A read through Wake-Up Wal-Mart provides some bone chilling facts and has even spawned a documentary by the same name, but it hasn’t spawned enough outrage to appreciably curb the company’s behavior or raise the level of awareness such that a significant number of people have taken issue with the store’s practice. Why? Because, despite employing more people than any other in the United States, 1.3 million (enough people combined to qualify as a Top 10 US city), people will look the other way to save themselves money. Short-term thinking always beats out long-term interest, especially in capitalist societies.

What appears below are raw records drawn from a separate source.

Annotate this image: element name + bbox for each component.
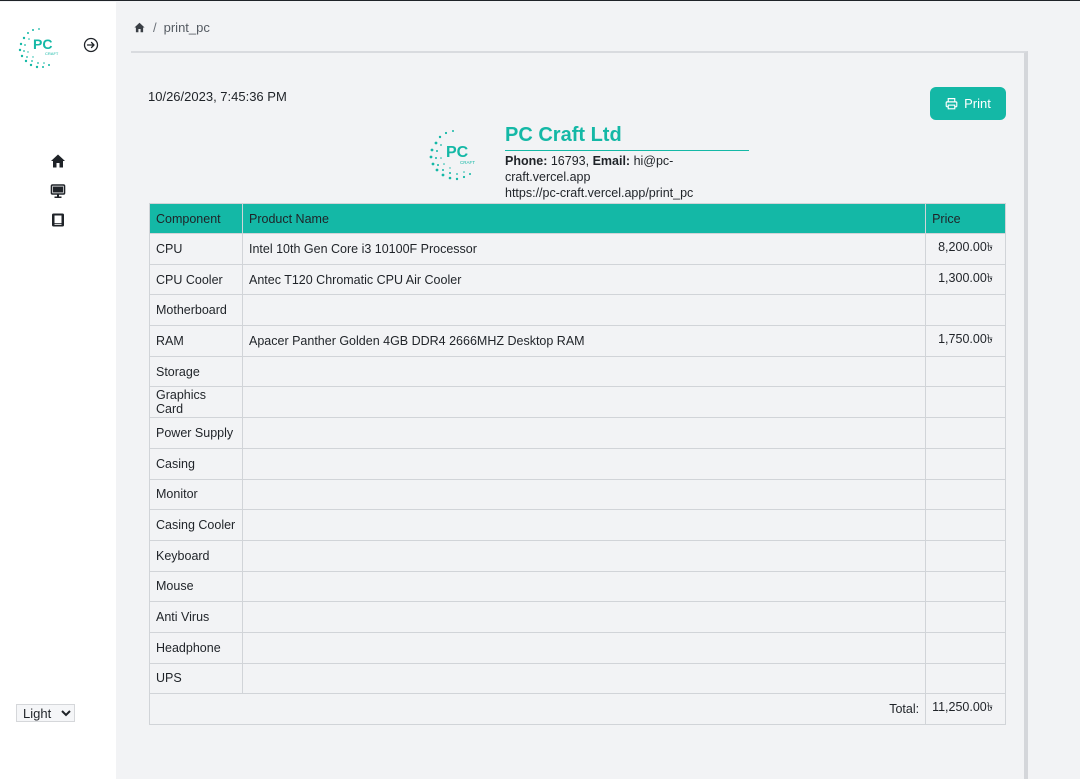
company-contact: Phone: 16793, Email: hi@pc-craft.vercel.… [505,153,749,185]
cell-product-name: Intel 10th Gen Core i3 10100F Processor [241,233,927,265]
breadcrumb-current: print_pc [163,19,210,35]
cell-product-name [241,570,927,603]
cell-price [925,601,1006,633]
company-logo: PC CRAFT [429,130,475,181]
company-logo-subtext: CRAFT [460,160,475,165]
cell-product-name [241,509,927,541]
cell-price [925,294,1006,327]
cell-component: Monitor [149,478,243,511]
cell-price [925,447,1006,480]
book-icon[interactable] [49,211,67,229]
cell-component: Anti Virus [149,601,243,633]
table-row: Headphone [149,631,1006,664]
theme-select[interactable]: Light [16,704,75,722]
cell-component: Power Supply [149,417,243,449]
sidebar: PC CRAFT Light [0,2,116,779]
cell-price [925,478,1006,511]
logo-subtext: CRAFT [45,51,59,56]
table-row: Motherboard [149,294,1006,327]
table-row: Casing Cooler [149,509,1006,541]
cell-component: UPS [149,662,243,695]
print-card: 10/26/2023, 7:45:36 PM Print PC CRAFT PC… [131,51,1028,779]
timestamp: 10/26/2023, 7:45:36 PM [148,89,287,104]
table-row: Mouse [149,570,1006,603]
header-price: Price [925,203,1006,234]
table-row: Keyboard [149,539,1006,572]
cell-component: RAM [149,325,243,357]
cell-product-name [241,447,927,480]
print-button[interactable]: Print [930,87,1006,120]
build-table: Component Product Name Price CPU Intel 10… [148,203,1006,725]
table-row: Casing [149,447,1006,480]
cell-price [925,509,1006,541]
logout-icon[interactable] [82,36,100,54]
cell-product-name: Apacer Panther Golden 4GB DDR4 2666MHZ D… [241,325,927,357]
total-value: 11,250.00৳ [925,693,1006,725]
breadcrumb-home-icon[interactable] [133,21,146,34]
cell-component: Keyboard [149,539,243,572]
cell-price [925,631,1006,664]
table-header-row: Component Product Name Price [149,203,1006,234]
cell-product-name [241,294,927,327]
table-row: Graphics Card [149,386,1006,419]
breadcrumb-separator: / [153,19,157,35]
table-row: CPU Cooler Antec T120 Chromatic CPU Air C… [149,263,1006,296]
table-row: Monitor [149,478,1006,511]
cell-product-name [241,631,927,664]
cell-component: Headphone [149,631,243,664]
table-row: CPU Intel 10th Gen Core i3 10100F Process… [149,233,1006,265]
home-icon[interactable] [49,152,67,170]
header-product-name: Product Name [241,203,927,234]
table-row: UPS [149,662,1006,695]
monitor-icon[interactable] [49,182,67,200]
total-label: Total: [148,693,927,725]
cell-product-name [241,417,927,449]
email-label: Email: [592,154,631,168]
cell-price: 1,300.00৳ [925,263,1006,296]
cell-product-name [241,355,927,388]
cell-component: Storage [149,355,243,388]
cell-price [925,355,1006,388]
cell-price [925,539,1006,572]
cell-product-name [241,662,927,695]
cell-product-name [241,539,927,572]
cell-price: 1,750.00৳ [925,325,1006,357]
company-logo-text: PC [446,144,469,161]
breadcrumb: / print_pc [133,19,210,35]
cell-price [925,386,1006,419]
table-row: RAM Apacer Panther Golden 4GB DDR4 2666MH… [149,325,1006,357]
cell-product-name [241,386,927,419]
cell-price [925,570,1006,603]
cell-component: CPU Cooler [149,263,243,296]
cell-component: Graphics Card [149,386,243,419]
cell-component: Mouse [149,570,243,603]
table-body: CPU Intel 10th Gen Core i3 10100F Process… [149,233,1006,695]
print-button-label: Print [964,96,991,111]
printer-icon [945,98,958,110]
pc-craft-logo[interactable]: PC CRAFT [16,24,64,70]
company-info: PC Craft Ltd Phone: 16793, Email: hi@pc-… [505,123,749,201]
cell-product-name [241,601,927,633]
total-row: Total: 11,250.00৳ [148,693,1006,725]
cell-product-name: Antec T120 Chromatic CPU Air Cooler [241,263,927,296]
table-row: Storage [149,355,1006,388]
phone-value: 16793, [550,154,590,168]
company-url: https://pc-craft.vercel.app/print_pc [505,186,694,200]
cell-component: Motherboard [149,294,243,327]
table-row: Power Supply [149,417,1006,449]
logo-text: PC [33,36,52,52]
cell-component: CPU [149,233,243,265]
cell-component: Casing [149,447,243,480]
company-name: PC Craft Ltd [505,123,749,151]
cell-product-name [241,478,927,511]
cell-component: Casing Cooler [149,509,243,541]
header-component: Component [149,203,243,234]
table-row: Anti Virus [149,601,1006,633]
cell-price: 8,200.00৳ [925,233,1006,265]
cell-price [925,662,1006,695]
cell-price [925,417,1006,449]
phone-label: Phone: [505,154,548,168]
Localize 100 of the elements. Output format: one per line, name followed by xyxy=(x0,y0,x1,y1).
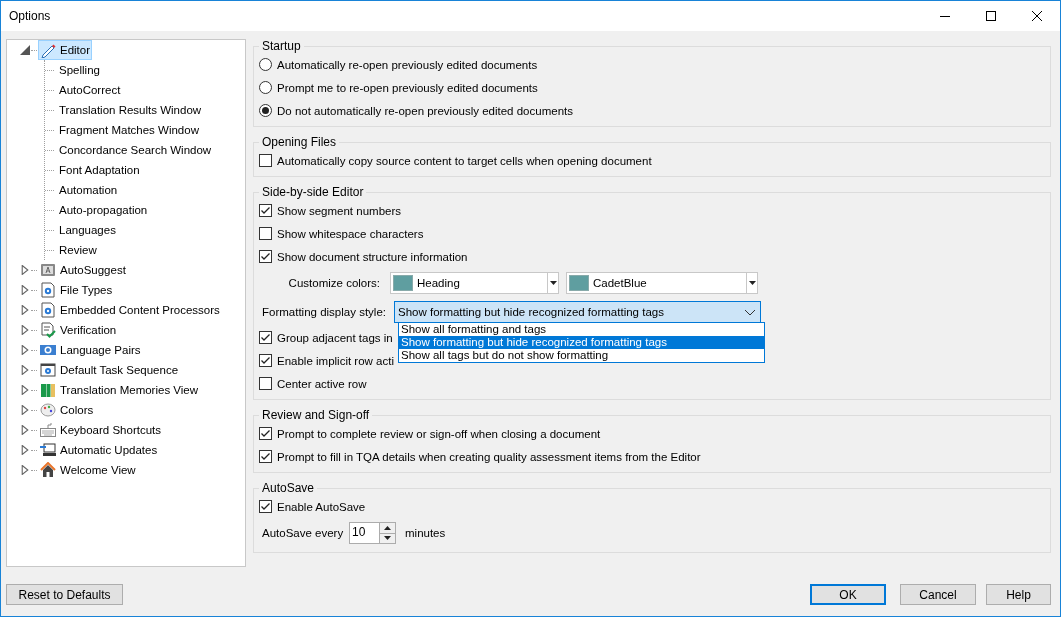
gear-document-icon xyxy=(40,282,56,298)
unit-label: minutes xyxy=(405,527,446,539)
group-title: Opening Files xyxy=(261,135,338,149)
checkbox[interactable] xyxy=(259,500,272,513)
group-title: AutoSave xyxy=(261,481,316,495)
tree-item[interactable]: Keyboard Shortcuts xyxy=(38,420,163,440)
checkbox-label[interactable]: Center active row xyxy=(277,377,367,390)
checkbox[interactable] xyxy=(259,204,272,217)
dropdown-value: Heading xyxy=(417,276,461,289)
dialog-button[interactable]: OK xyxy=(810,584,886,605)
gear-document-icon xyxy=(40,302,56,318)
expand-arrow-icon[interactable] xyxy=(20,445,30,455)
chevron-down-icon[interactable] xyxy=(744,307,756,316)
checkbox[interactable] xyxy=(259,154,272,167)
group-title: Side-by-side Editor xyxy=(261,185,365,199)
checkbox-label[interactable]: Group adjacent tags in xyxy=(277,331,393,344)
checkbox-label[interactable]: Enable implicit row acti xyxy=(277,354,394,367)
field-label: Formatting display style: xyxy=(261,305,387,318)
group-title: Startup xyxy=(261,39,302,53)
expand-arrow-icon[interactable] xyxy=(20,405,30,415)
tree-item[interactable]: Automation xyxy=(57,182,120,198)
dropdown-option[interactable]: Show all formatting and tags xyxy=(399,323,764,336)
expand-arrow-icon[interactable] xyxy=(20,285,30,295)
checkbox-label[interactable]: Enable AutoSave xyxy=(277,500,366,513)
column-bars-icon xyxy=(40,382,56,398)
checkbox[interactable] xyxy=(259,331,272,344)
checkbox[interactable] xyxy=(259,450,272,463)
radio-label[interactable]: Do not automatically re-open previously edited documents xyxy=(277,104,573,117)
color-dropdown[interactable]: CadetBlue xyxy=(566,271,758,294)
checkbox-label[interactable]: Prompt to complete review or sign-off when closing a document xyxy=(277,427,601,440)
down-arrow-icon[interactable] xyxy=(384,536,391,541)
check-document-icon xyxy=(40,322,56,338)
pencil-icon xyxy=(40,42,56,58)
tree-item[interactable]: Language Pairs xyxy=(38,340,143,360)
field-label: Customize colors: xyxy=(287,276,381,289)
radio-label[interactable]: Prompt me to re-open previously edited documents xyxy=(277,81,538,94)
gear-window-icon xyxy=(40,362,56,378)
close-icon[interactable] xyxy=(1032,11,1042,21)
window-title: Options xyxy=(8,9,52,23)
tree-item[interactable]: Editor xyxy=(38,40,93,60)
tree-item[interactable]: Review xyxy=(57,242,99,258)
expand-arrow-icon[interactable] xyxy=(20,345,30,355)
tree-item[interactable]: Languages xyxy=(57,222,118,238)
tree-item[interactable]: Automatic Updates xyxy=(38,440,160,460)
checkbox[interactable] xyxy=(259,377,272,390)
expand-arrow-icon[interactable] xyxy=(20,305,30,315)
dialog-button[interactable]: Cancel xyxy=(900,584,976,605)
expand-arrow-icon[interactable] xyxy=(20,365,30,375)
checkbox-label[interactable]: Prompt to fill in TQA details when creating quality assessment items from the Editor xyxy=(277,450,701,463)
checkbox-label[interactable]: Automatically copy source content to target cells when opening document xyxy=(277,154,652,167)
expand-arrow-icon[interactable] xyxy=(20,325,30,335)
dropdown-option[interactable]: Show formatting but hide recognized formatting tags xyxy=(399,336,764,349)
checkbox[interactable] xyxy=(259,250,272,263)
checkbox-label[interactable]: Show segment numbers xyxy=(277,204,401,217)
tree-item[interactable]: Default Task Sequence xyxy=(38,360,181,380)
radio-button[interactable] xyxy=(259,81,272,94)
house-icon xyxy=(40,462,56,478)
dropdown-value: CadetBlue xyxy=(593,276,648,289)
number-spinner[interactable]: 10 xyxy=(349,522,396,544)
tree-item[interactable]: Embedded Content Processors xyxy=(38,300,222,320)
dropdown-arrow-icon[interactable] xyxy=(549,280,557,285)
radio-label[interactable]: Automatically re-open previously edited documents xyxy=(277,58,538,71)
checkbox-label[interactable]: Show whitespace characters xyxy=(277,227,424,240)
checkbox[interactable] xyxy=(259,354,272,367)
radio-button[interactable] xyxy=(259,58,272,71)
tree-item[interactable]: Translation Results Window xyxy=(57,102,204,118)
tree-item[interactable]: AutoCorrect xyxy=(57,82,123,98)
expand-arrow-icon[interactable] xyxy=(20,465,30,475)
tree-item[interactable]: Font Adaptation xyxy=(57,162,142,178)
tree-item[interactable]: Spelling xyxy=(57,62,102,78)
expand-arrow-icon[interactable] xyxy=(20,265,30,275)
tree-item[interactable]: Welcome View xyxy=(38,460,138,480)
palette-icon xyxy=(40,402,56,418)
tree-item[interactable]: Auto-propagation xyxy=(57,202,150,218)
tree-item[interactable]: Translation Memories View xyxy=(38,380,201,400)
dropdown-option[interactable]: Show all tags but do not show formatting xyxy=(399,349,764,362)
expand-arrow-icon[interactable] xyxy=(20,385,30,395)
group-title: Review and Sign-off xyxy=(261,408,371,422)
keyboard-icon xyxy=(40,422,56,438)
computer-icon xyxy=(40,442,56,458)
maximize-icon[interactable] xyxy=(986,11,996,21)
tree-item[interactable]: Fragment Matches Window xyxy=(57,122,201,138)
field-label: AutoSave every xyxy=(261,527,345,539)
tree-item[interactable]: Concordance Search Window xyxy=(57,142,214,158)
radio-button[interactable] xyxy=(259,104,272,117)
dialog-button[interactable]: Help xyxy=(986,584,1051,605)
tree-item[interactable]: Verification xyxy=(38,320,119,340)
checkbox-label[interactable]: Show document structure information xyxy=(277,250,468,263)
color-dropdown[interactable]: Heading xyxy=(390,271,559,294)
tree-item[interactable]: File Types xyxy=(38,280,115,300)
up-arrow-icon[interactable] xyxy=(384,525,391,530)
style-dropdown[interactable]: Show formatting but hide recognized formatting tags xyxy=(394,300,761,323)
expand-arrow-icon[interactable] xyxy=(20,425,30,435)
checkbox[interactable] xyxy=(259,427,272,440)
checkbox[interactable] xyxy=(259,227,272,240)
tree-item[interactable]: Colors xyxy=(38,400,96,420)
dropdown-arrow-icon[interactable] xyxy=(748,280,756,285)
collapse-arrow-icon[interactable] xyxy=(20,45,30,55)
tree-item[interactable]: AutoSuggest xyxy=(38,260,128,280)
reset-button[interactable]: Reset to Defaults xyxy=(6,584,123,605)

Wal-Mart might damage the environment, cost tax-payers more, pay less than welfare, fire those who try to organize, and have more space than the Petagon that sits vacant, but so long as the average shopper can get what they need there today, quickly and easily, they will not think twice about the downsides, unless of course they take a job there and try to pay for medical coverage. Only then, when it becomes personal and short-term do people pay attention. It’s all about the end-user, not the employee and not other businesses, like those that Wal-Mart squeezes into outsourcing and/or oblivion by trying to meet the short-term consumer’s greed, that spawns outrage – something we’ll see when exploring the newest giant to screw over its vendors, Google.